Continetti’s argument leads him to glorify the heroes in his story. The neoconservatives are apparently devoid of any racist motivation, and their policies on race are purely a response to overreach by the left. One of the heroes in his account is Edward Banfield, who argued in 1970 that the only source of the urban crisis was “present-minded” black people. Continetti, unbelievably, treats this argument as “tough-minded scholar whose research was unassailable but anathema to liberals.” The conservative claim that racism has disappeared is difficult to credit even today; the notion that black people had only themselves to blame in 1970, as if five years of de jure equality had overcome centuries of accumulated social and economic disadvantage, is preposterous.
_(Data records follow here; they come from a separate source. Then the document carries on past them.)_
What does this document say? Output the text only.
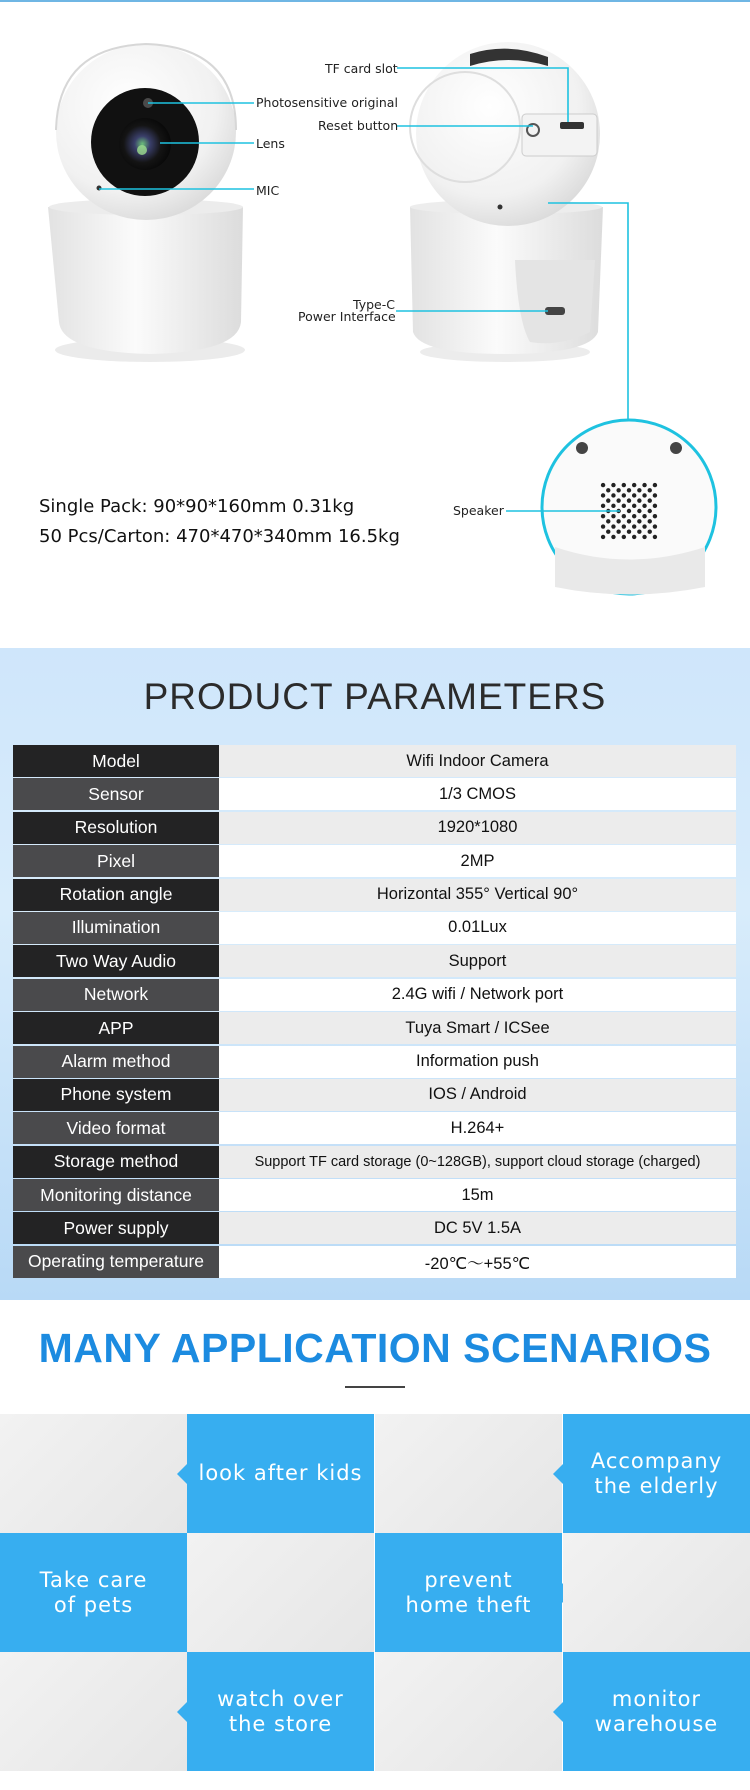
TF card slot
Photosensitive original
Reset button
Lens
MIC
Type-C
Power Interface
Speaker
Single Pack: 90*90*160mm 0.31kg
50 Pcs/Carton: 470*470*340mm 16.5kg
PRODUCT PARAMETERS
Model	Wifi Indoor Camera
Sensor	1/3 CMOS
Resolution	1920*1080
Pixel	2MP
Rotation angle	Horizontal 355° Vertical 90°
Illumination	0.01Lux
Two Way Audio	Support
Network	2.4G wifi / Network port
APP	Tuya Smart / ICSee
Alarm method	Information push
Phone system	IOS / Android
Video format	H.264+
Storage method	Support TF card storage (0~128GB), support cloud storage (charged)
Monitoring distance	15m
Power supply	DC 5V 1.5A
Operating temperature	-20℃～+55℃
MANY APPLICATION SCENARIOS
look after kids
Accompany
the elderly
Take care
of pets
prevent
home theft
watch over
the store
monitor
warehouse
Continetti likewise treats Ronald Reagan as a veritable saint, a man “extremely sensitive to the charge of racism.” He admits Reagan was recorded sharing racist banter with Richard Nixon in the 1970s — in portions of the White House tapes uncovered in 2019, Reagan mocked African diplomats as “monkeys” to Nixon — but Continetti dismisses it as a one-off: “It is telling that historians have found only a single instance of him making a bigoted remark,” he argues. (It would be quite a coincidence if Reagan’s only private racist diatribe occurred when he happened to be surreptitiously recorded by Nixon’s secret White House taping system!)
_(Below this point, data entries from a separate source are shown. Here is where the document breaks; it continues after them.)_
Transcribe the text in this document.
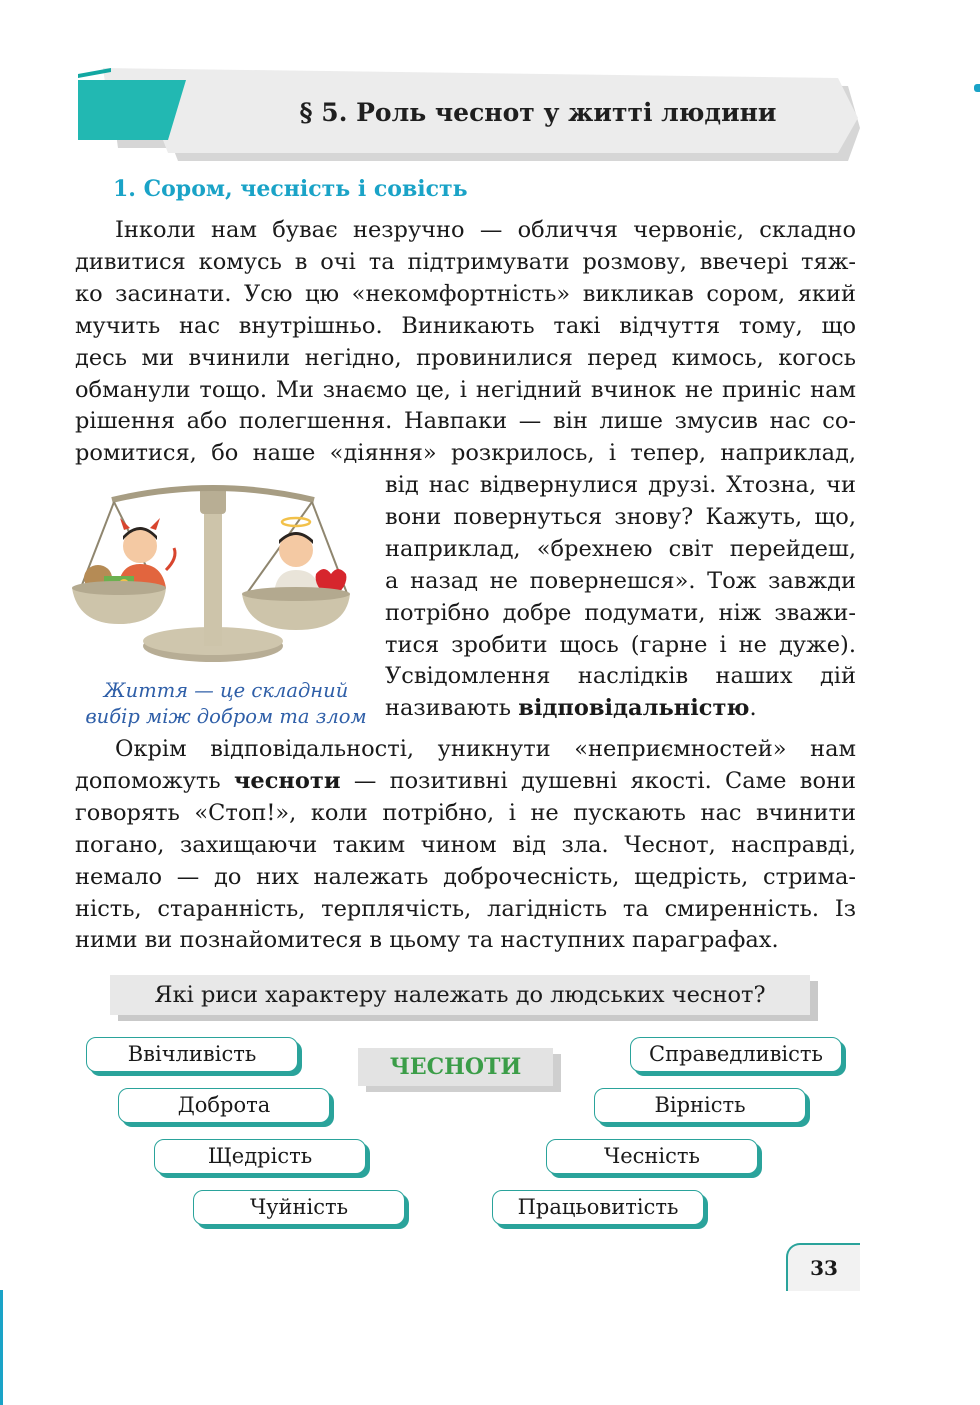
§ 5. Роль чеснот у житті людини
1. Сором, чесність і совість
Інколи нам буває незручно — обличчя червоніє, складно
дивитися комусь в очі та підтримувати розмову, ввечері тяж-
ко засинати. Усю цю «некомфортність» викликав сором, який
мучить нас внутрішньо. Виникають такі відчуття тому, що
десь ми вчинили негідно, провинилися перед кимось, когось
обманули тощо. Ми знаємо це, і негідний вчинок не приніс нам
рішення або полегшення. Навпаки — він лише змусив нас со-
ромитися, бо наше «діяння» розкрилось, і тепер, наприклад,
від нас відвернулися друзі. Хтозна, чи
вони повернуться знову? Кажуть, що,
наприклад, «брехнею світ перейдеш,
а назад не повернешся». Тож завжди
потрібно добре подумати, ніж зважи-
тися зробити щось (гарне і не дуже).
Усвідомлення наслідків наших дій
називають відповідальністю.
Життя — це складний
вибір між добром та злом
Окрім відповідальності, уникнути «неприємностей» нам
допоможуть чесноти — позитивні душевні якості. Саме вони
говорять «Стоп!», коли потрібно, і не пускають нас вчинити
погано, захищаючи таким чином від зла. Чеснот, насправді,
немало — до них належать доброчесність, щедрість, стрима-
ність, старанність, терплячість, лагідність та смиренність. Із
ними ви познайомитеся в цьому та наступних параграфах.
Які риси характеру належать до людських чеснот?
ЧЕСНОТИ
Ввічливість
Доброта
Щедрість
Чуйність
Справедливість
Вірність
Чесність
Працьовитість
33
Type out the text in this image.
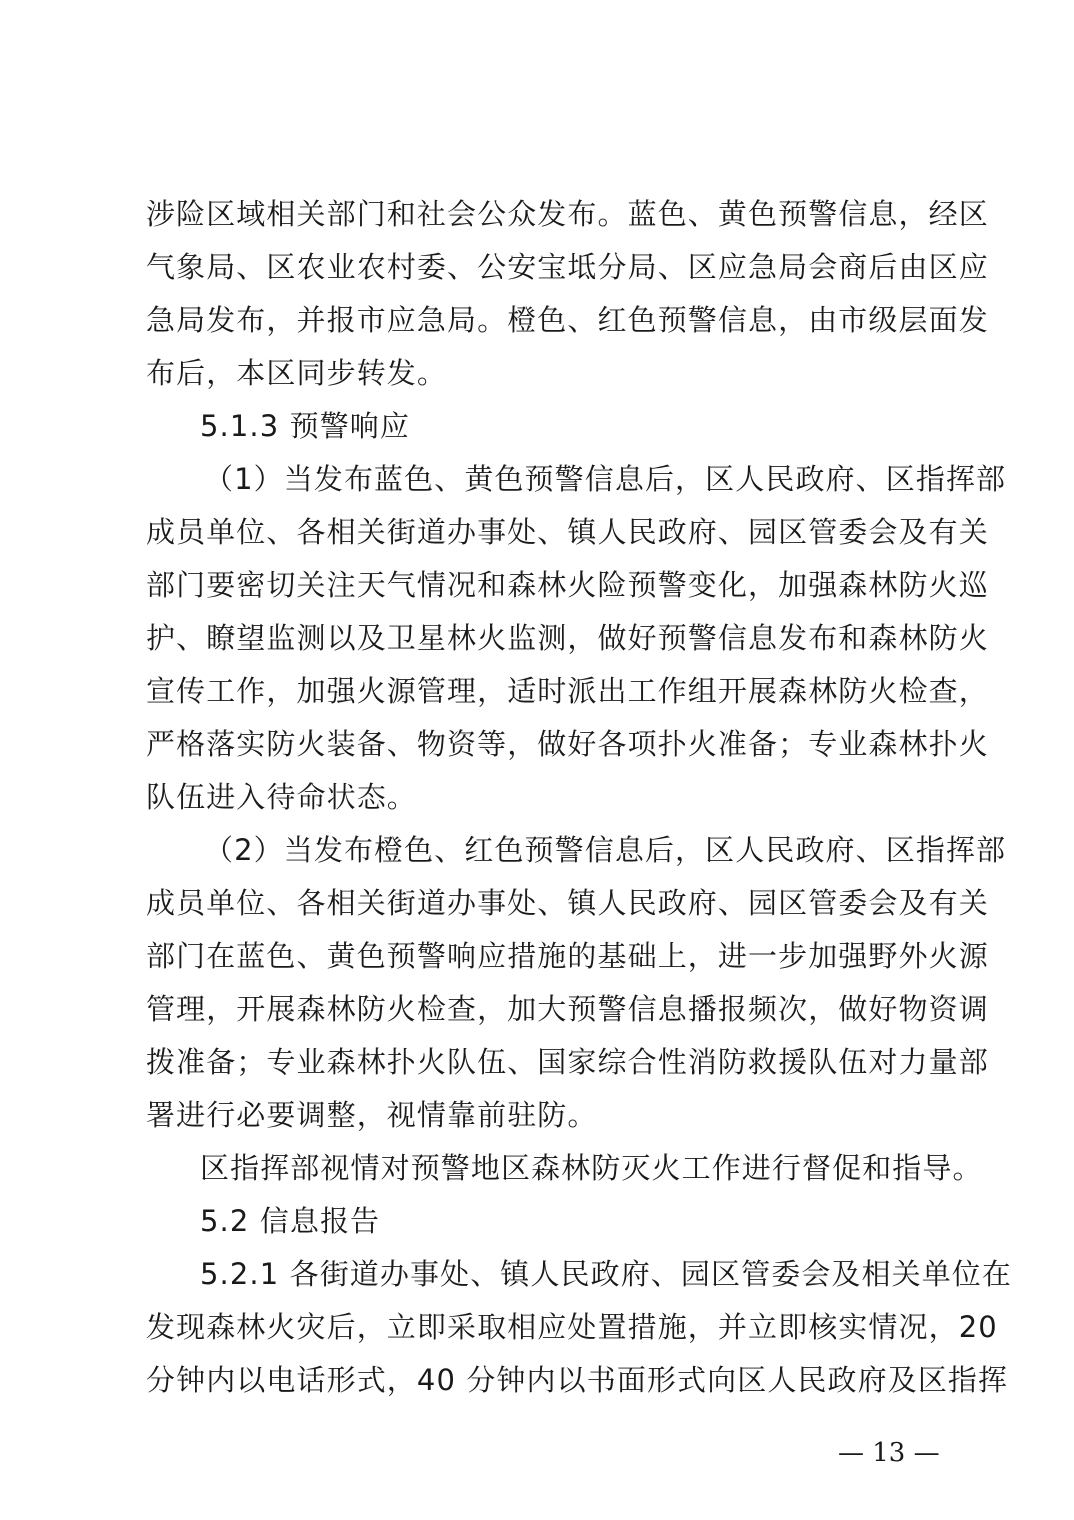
涉险区域相关部门和社会公众发布。蓝色、黄色预警信息，经区
气象局、区农业农村委、公安宝坻分局、区应急局会商后由区应
急局发布，并报市应急局。橙色、红色预警信息，由市级层面发
布后，本区同步转发。
5.1.3 预警响应
（1）当发布蓝色、黄色预警信息后，区人民政府、区指挥部
成员单位、各相关街道办事处、镇人民政府、园区管委会及有关
部门要密切关注天气情况和森林火险预警变化，加强森林防火巡
护、瞭望监测以及卫星林火监测，做好预警信息发布和森林防火
宣传工作，加强火源管理，适时派出工作组开展森林防火检查，
严格落实防火装备、物资等，做好各项扑火准备；专业森林扑火
队伍进入待命状态。
（2）当发布橙色、红色预警信息后，区人民政府、区指挥部
成员单位、各相关街道办事处、镇人民政府、园区管委会及有关
部门在蓝色、黄色预警响应措施的基础上，进一步加强野外火源
管理，开展森林防火检查，加大预警信息播报频次，做好物资调
拨准备；专业森林扑火队伍、国家综合性消防救援队伍对力量部
署进行必要调整，视情靠前驻防。
区指挥部视情对预警地区森林防灭火工作进行督促和指导。
5.2 信息报告
5.2.1 各街道办事处、镇人民政府、园区管委会及相关单位在
发现森林火灾后，立即采取相应处置措施，并立即核实情况，20
分钟内以电话形式，40 分钟内以书面形式向区人民政府及区指挥
— 13 —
He likewise ignores Reagan’s oft-used denunciations of a “welfare queen” or “strapping young buck” using food stamps, as well as the habitual racism of another of his protagonists, Rush Limbaugh, whom he lauds.
His blithe treatment of racism in the party sits uncomfortably alongside his harsh judgment of anti-Semitism. Continetti recounts in detail numerous anti-Semitic affronts committed by various paleoconservatives, leaving the strange impression that, among the Republican elite, bias against Jews is ubiquitous while prejudice against Black people is rare.
He presents the rise of the supply-siders within the party — orchestrated by neoconservative maestro Irving Kristol — as evidence of the party’s seriousness on domestic policy. (Even right-wing economists have conceded the supply-siders consisted of charlatans and cranks.) He credulously quotes Reagan boasting of his economic program, “those who have the least will gain the most,” without noting that, in point of fact, those who had the most gained the most.
There are dissonant facts that flash through Continetti’s story without him pausing to grapple with the challenge they pose to his thesis. If the neoconservatives were the force upholding responsible mainstream governance within the party before the Trumpian madness overtook them, why did the preeminent neoconservative Norman Podhoretz attack Reagan from the right, and then go on to endorse Trump? Why did neoconservatives (including Continetti) usher in the populist Sarah Palin and fall in line behind her?
Here is the larger flaw in his thesis: while he concedes the racist and authoritarian tendencies within the party, he is attempting to stuff them all into a single faction while absolving the rest of the party, even though they worked hand in hand for decades.
Continetti’s argument grows increasingly confused as his historical narrative progresses closer to the present day. Still, it provides a great deal of value and honesty. A clear-eyed reconsideration of the neoconservatives and the Reagan-era party will await another author. In the meantime, Continetti has delivered some bracing honesty about the conservative movement’s origins and true nature.